Des soignants racontent à franceinfo leurs souffrances après avoir dû faire face à l'épidémie de coronavirus. (PIERRE-ALBERT JOSSERAND / FRANCEINFO)
Fabrice Viel a attendu que le petit groupe soit installé pour rappeler une règle d'or des groupes de parole qu'il anime. "Tout ce qui va se dire ici reste entre nous, insiste le psychologue. Aucun de vos propos ne finira dans un dossier ou dans un logiciel." Ce vendredi 29 mai, ce sont les brancardiers de l'hôpital Avicenne de Bobigny (Seine-Saint-Denis) que le psy s'apprête à écouter pendant une bonne heure. Ils sont sept, même tenue blanche sur le dos, à prendre place autour de la table. Pour pouvoir exprimer leur ressenti sur la crise du coronavirus qu'ils viennent de traverser, certains ont écourté leur pause déjeuner, d'autres se sont débrouillés pour s'absenter du service quelques instants.
Car cette épidémie, hors norme, a laissé des traces chez le personnel soignant. "Certains sont épuisés, ça se voit et ça s'entend, observe Fabrice Viel. C'est une expérience à laquelle ils n'étaient pas préparés." Ce jour-là, dans la bouche des brancardiers, ce n'est pas le fait de côtoyer la mort qui a marqué mais "la massivité". Quelque chose qui "n'arrêtait pas", des corps qu'il était "impossible" de déplacer "de manière discrète" comme cela se fait normalement. On évoque ce "planning qui change la veille pour le lendemain", cette chambre mortuaire "trop petite" et ces "espaces réfrigérés" qu'il a fallu réquisitionner. On rit aussi, parfois – les nerfs qui lâchent.

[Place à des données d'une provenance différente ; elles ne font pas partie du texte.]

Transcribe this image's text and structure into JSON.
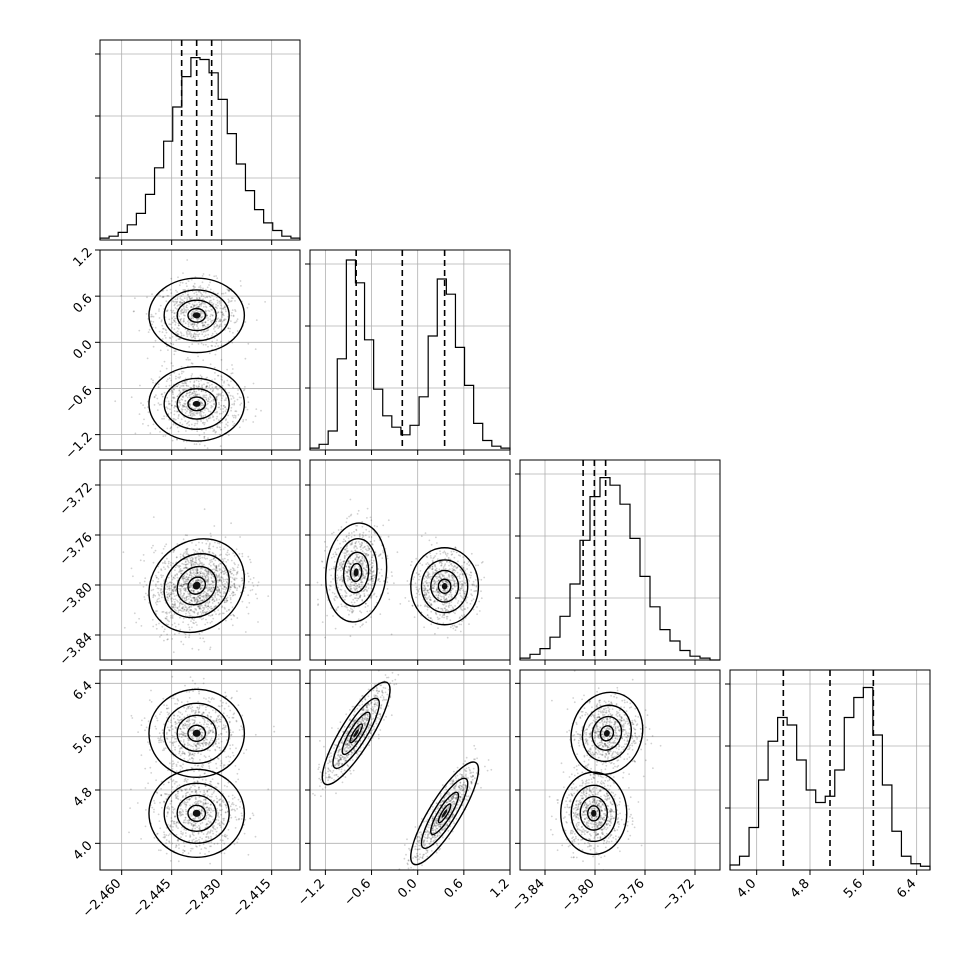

Le référent psy plan blanc GHU Paris-Seine-Saint-Denis distribue la parole, rebondit, mais ne prend pas de notes. Jamais. "Le but est que chacun puisse parler de la période Covid, comment il l'a vécue. Très bien, très mal, tout peut être dit, il n'y a pas de barrière, détaille-t-il à franceinfo. S'il y a de la colère contre l'administration, OK. Si c'est contre le manque de matériel, OK. S'il y a des mots un peu limites, pas grave. On accueille tout ce qui vient, il n'y a pas de tri."
Les gens que j'ai en face de moi ont mangé Covid, bu Covid pendant des semaines. Ils étaient dans un tunnel, en mode robot, ils faisaient les choses presque de manière systématique.